🤖 AI Summary
Oral diseases affect nearly 3.5 billion people worldwide, yet a systematic understanding of the potential and limitations of large models in dental clinical practice remains lacking. Addressing this gap, this study conducts a systematic review of 97 works following PRISMA-ScR guidelines and proposes a novel two-dimensional classification framework integrating “architectural paradigm” and “dental specialization level.” This framework unifies diverse approaches, including language generation models (e.g., OralGPT), vision-based discriminative models (e.g., variants of SAM and CLIP), and multimodal dentistry-specific architectures (e.g., DentVFM, DentVLM). The analysis reveals complementary strengths between general-purpose and specialized models, demonstrates that integrated multi-model pipelines substantially outperform single-model systems, and shows that specialized models achieve superior performance on complex multimodal tasks. The study further identifies hallucination, scarcity of annotated data, and the absence of clinical evaluation benchmarks as key deployment barriers, alongside a critical data asymmetry stemming from insufficient dental textual corpora.
📝 Abstract
Background: Oral diseases affect nearly 3.5 billion people worldwide, yet the comparative clinical potential of large-scale AI models in dentistry remains poorly understood. Three distinct model categories have emerged: language-generative models, discriminative vision foundation models, and dental-specific foundation models, with no unified review examining their relationships and collective limitations.

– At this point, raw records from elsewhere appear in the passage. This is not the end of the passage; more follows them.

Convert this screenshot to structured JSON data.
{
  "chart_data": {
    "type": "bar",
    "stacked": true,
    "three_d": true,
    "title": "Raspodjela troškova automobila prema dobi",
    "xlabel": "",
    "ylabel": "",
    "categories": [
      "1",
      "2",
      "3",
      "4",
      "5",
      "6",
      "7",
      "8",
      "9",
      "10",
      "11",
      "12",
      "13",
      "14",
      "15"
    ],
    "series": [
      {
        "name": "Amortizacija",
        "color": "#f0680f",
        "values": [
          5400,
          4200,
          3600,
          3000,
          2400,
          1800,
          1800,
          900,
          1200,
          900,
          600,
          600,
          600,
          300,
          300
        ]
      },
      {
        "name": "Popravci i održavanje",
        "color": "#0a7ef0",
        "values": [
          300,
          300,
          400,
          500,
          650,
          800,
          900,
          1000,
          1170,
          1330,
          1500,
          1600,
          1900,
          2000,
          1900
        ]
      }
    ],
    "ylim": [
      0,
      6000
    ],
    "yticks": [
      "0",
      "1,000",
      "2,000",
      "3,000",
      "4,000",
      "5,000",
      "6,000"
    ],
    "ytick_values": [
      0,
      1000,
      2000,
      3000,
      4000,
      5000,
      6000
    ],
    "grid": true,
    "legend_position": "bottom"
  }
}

Methods: Following PRISMA-ScR guidelines, we systematically searched four databases (PubMed, Google Scholar, Scopus, arXiv), screened independently by two reviewers. After applying inclusion/exclusion criteria, 97 studies (2020-2026) were included. We propose a two-dimensional classification framework organizing models by architectural paradigm and dental specialization degree.
Results: Language-generative models excel at text-based tasks (clinical reasoning, licensing exams, patient communication) but show inconsistent performance on image-dependent diagnostics. Adapted SAM and CLIP variants achieve strong tooth segmentation and lesion detection results. Dental-specific models (DentVFM, DentVLM, OralGPT) demonstrate strongest performance on complex multimodal tasks. Integrated pipelines consistently outperform single-model approaches. A data asymmetry is observed: dental-specific pretraining concentrates almost entirely in the vision domain, reflecting scarce large-scale dental text corpora.
Conclusions: General-purpose and dental-specific models play complementary roles; the most effective systems combine both within structured pipelines. Safe autonomous deployment requires resolving three persistent barriers: hallucination in generative models, limited annotated dental datasets, and absent standardized clinical evaluation benchmarks.